April 11, 2004 / Read Luke 24:1-8

This changes everything.  I can't count the number of times that I have heard that sentiment, or something like it in advertisements and other communications.  In reality, however, very few things that we experience in our lives truly do "change everything."  I remember two and a half years ago sleeping late on a Tuesday morning only to be awakened by a telephone call.  "You have to turn on the TV," our friend Rebecca spit out.  When we followed her advice, we saw the World Trade Center towers burning.  In the years since September 11, 2001, we've been told any number of times that the events of that day "changed everything."  But in reality, not all that much has changed.  Sure, we have more stringent security at airports and we've plunged our young people into two wars in the wake of the September 11 attacks, but you can't truly say that everything has changed.  One hundred years from now, people will certainly remember those events as important to the unfolding history of the world, but will they be seen as "changing everything"?  I rather doubt it.

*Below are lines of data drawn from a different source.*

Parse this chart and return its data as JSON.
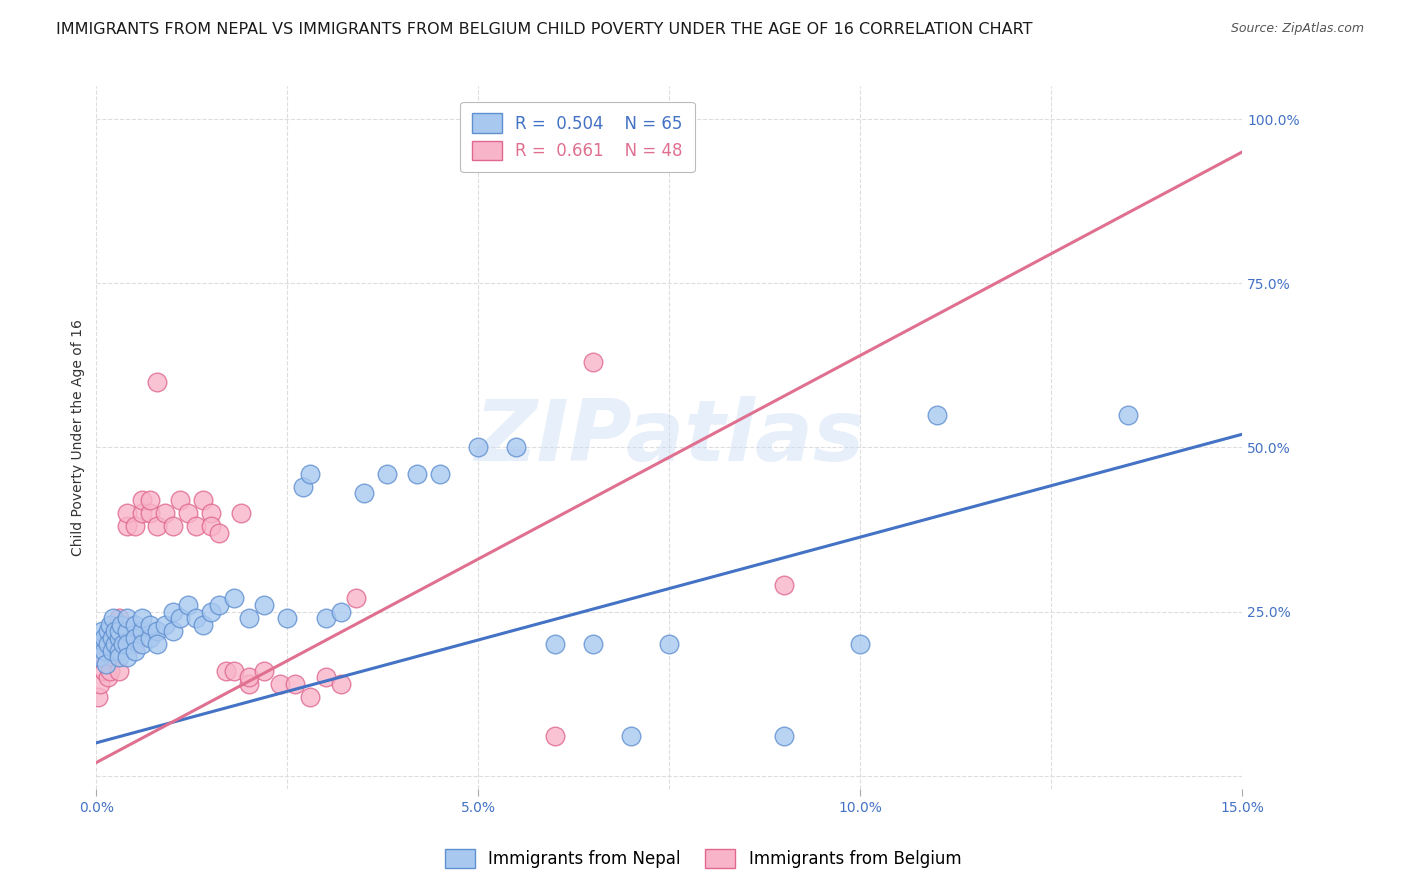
{
  "title": "IMMIGRANTS FROM NEPAL VS IMMIGRANTS FROM BELGIUM CHILD POVERTY UNDER THE AGE OF 16 CORRELATION CHART",
  "source": "Source: ZipAtlas.com",
  "ylabel": "Child Poverty Under the Age of 16",
  "xlim": [
    0.0,
    0.15
  ],
  "ylim": [
    -0.02,
    1.05
  ],
  "xticks": [
    0.0,
    0.05,
    0.1,
    0.15
  ],
  "xticklabels": [
    "0.0%",
    "5.0%",
    "10.0%",
    "15.0%"
  ],
  "yticks_right": [
    0.25,
    0.5,
    0.75,
    1.0
  ],
  "yticklabels_right": [
    "25.0%",
    "50.0%",
    "75.0%",
    "100.0%"
  ],
  "nepal_color": "#A8C8F0",
  "belgium_color": "#F8B4C8",
  "nepal_edge_color": "#6090D0",
  "belgium_edge_color": "#E06890",
  "line_nepal_color": "#4472C4",
  "line_belgium_color": "#E07090",
  "nepal_R": 0.504,
  "nepal_N": 65,
  "belgium_R": 0.661,
  "belgium_N": 48,
  "nepal_line_x": [
    0.0,
    0.15
  ],
  "nepal_line_y": [
    0.05,
    0.52
  ],
  "belgium_line_x": [
    0.0,
    0.15
  ],
  "belgium_line_y": [
    0.02,
    0.95
  ],
  "nepal_scatter_x": [
    0.0002,
    0.0005,
    0.0008,
    0.001,
    0.001,
    0.0012,
    0.0015,
    0.0015,
    0.0018,
    0.002,
    0.002,
    0.0022,
    0.0025,
    0.0025,
    0.003,
    0.003,
    0.003,
    0.003,
    0.0032,
    0.0035,
    0.004,
    0.004,
    0.004,
    0.004,
    0.005,
    0.005,
    0.005,
    0.006,
    0.006,
    0.006,
    0.007,
    0.007,
    0.008,
    0.008,
    0.009,
    0.01,
    0.01,
    0.011,
    0.012,
    0.013,
    0.014,
    0.015,
    0.016,
    0.018,
    0.02,
    0.022,
    0.025,
    0.027,
    0.028,
    0.03,
    0.032,
    0.035,
    0.038,
    0.042,
    0.045,
    0.05,
    0.055,
    0.06,
    0.065,
    0.07,
    0.075,
    0.09,
    0.1,
    0.11,
    0.135
  ],
  "nepal_scatter_y": [
    0.2,
    0.18,
    0.22,
    0.19,
    0.21,
    0.17,
    0.22,
    0.2,
    0.23,
    0.21,
    0.19,
    0.24,
    0.2,
    0.22,
    0.21,
    0.19,
    0.18,
    0.22,
    0.23,
    0.2,
    0.22,
    0.2,
    0.24,
    0.18,
    0.23,
    0.21,
    0.19,
    0.22,
    0.2,
    0.24,
    0.21,
    0.23,
    0.22,
    0.2,
    0.23,
    0.25,
    0.22,
    0.24,
    0.26,
    0.24,
    0.23,
    0.25,
    0.26,
    0.27,
    0.24,
    0.26,
    0.24,
    0.44,
    0.46,
    0.24,
    0.25,
    0.43,
    0.46,
    0.46,
    0.46,
    0.5,
    0.5,
    0.2,
    0.2,
    0.06,
    0.2,
    0.06,
    0.2,
    0.55,
    0.55
  ],
  "belgium_scatter_x": [
    0.0002,
    0.0005,
    0.001,
    0.001,
    0.0012,
    0.0015,
    0.0018,
    0.002,
    0.002,
    0.0022,
    0.0025,
    0.003,
    0.003,
    0.003,
    0.004,
    0.004,
    0.005,
    0.005,
    0.006,
    0.006,
    0.007,
    0.007,
    0.008,
    0.008,
    0.009,
    0.01,
    0.011,
    0.012,
    0.013,
    0.014,
    0.015,
    0.015,
    0.016,
    0.017,
    0.018,
    0.019,
    0.02,
    0.02,
    0.022,
    0.024,
    0.026,
    0.028,
    0.03,
    0.032,
    0.034,
    0.06,
    0.065,
    0.09
  ],
  "belgium_scatter_y": [
    0.12,
    0.14,
    0.16,
    0.18,
    0.2,
    0.15,
    0.16,
    0.22,
    0.18,
    0.22,
    0.2,
    0.24,
    0.2,
    0.16,
    0.38,
    0.4,
    0.38,
    0.2,
    0.4,
    0.42,
    0.4,
    0.42,
    0.38,
    0.6,
    0.4,
    0.38,
    0.42,
    0.4,
    0.38,
    0.42,
    0.4,
    0.38,
    0.37,
    0.16,
    0.16,
    0.4,
    0.14,
    0.15,
    0.16,
    0.14,
    0.14,
    0.12,
    0.15,
    0.14,
    0.27,
    0.06,
    0.63,
    0.29
  ],
  "watermark": "ZIPatlas",
  "background_color": "#FFFFFF",
  "grid_color": "#DDDDDD",
  "title_fontsize": 11.5,
  "axis_label_fontsize": 10,
  "tick_fontsize": 10,
  "legend_fontsize": 12
}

In a way, of course, every little event that happens "changes everything."  That's what they refer to as the Butterfly Effect.  It's the idea that a butterfly's wing flapping in Virginia can set off a hurricane in Venezuela.  But we're not talking about that sort of global change.  We're talking about an utterly cataclysmic, world-altering, never-go-back kind of change.  Those sorts of events remain blessedly rare.  Even Noah's flood, as far-reaching as it turned out to be, didn't change everything.  The people turned out to be largely the same--although fewer--as did the animals.  Almost as soon as the last of the mud dried up, the descendants of Noah were plunged back into sin.  Sin is, as it turns out, a pretty dependable constant in human behavior.  If you could invest your money in the Sin Futures Market, you'd be pretty sure to die wealthy.  (Come to think of it, maybe that's what the pornographers and casino operators and many others are doing.)  We have all the sin that we can handle because of one of those rare "change-everything" events.  The Fall--"Man's first disobedience," as John Milton described it--ensured that death and sin would hold sway over mankind until something happened to set things right. 

Easter represents that something.  "Why do you look for the living among the dead?" the angel asked the women at the tomb.  Why indeed?  Those women, despite either witnessing or hearing about Lazarus' return, expected that dead people would remain dead.  It seemed a reasonable thing to them.  But what they only began to understand on that blessed Sunday, was that, in paying the full penalty for every dram of human sin while hanging on that cross, Jesus had indeed changed everything.

It's too easy for us to get swept away in an avalanche of jelly beans and familiar hymns.  We can say the words without really understanding them.  But when we do stop and contemplate an empty tomb seen in the first rays of a Sunday morning, we have to recognize that Easter celebrates events that changed everything.  "This changes everything."  Christ is risen indeed!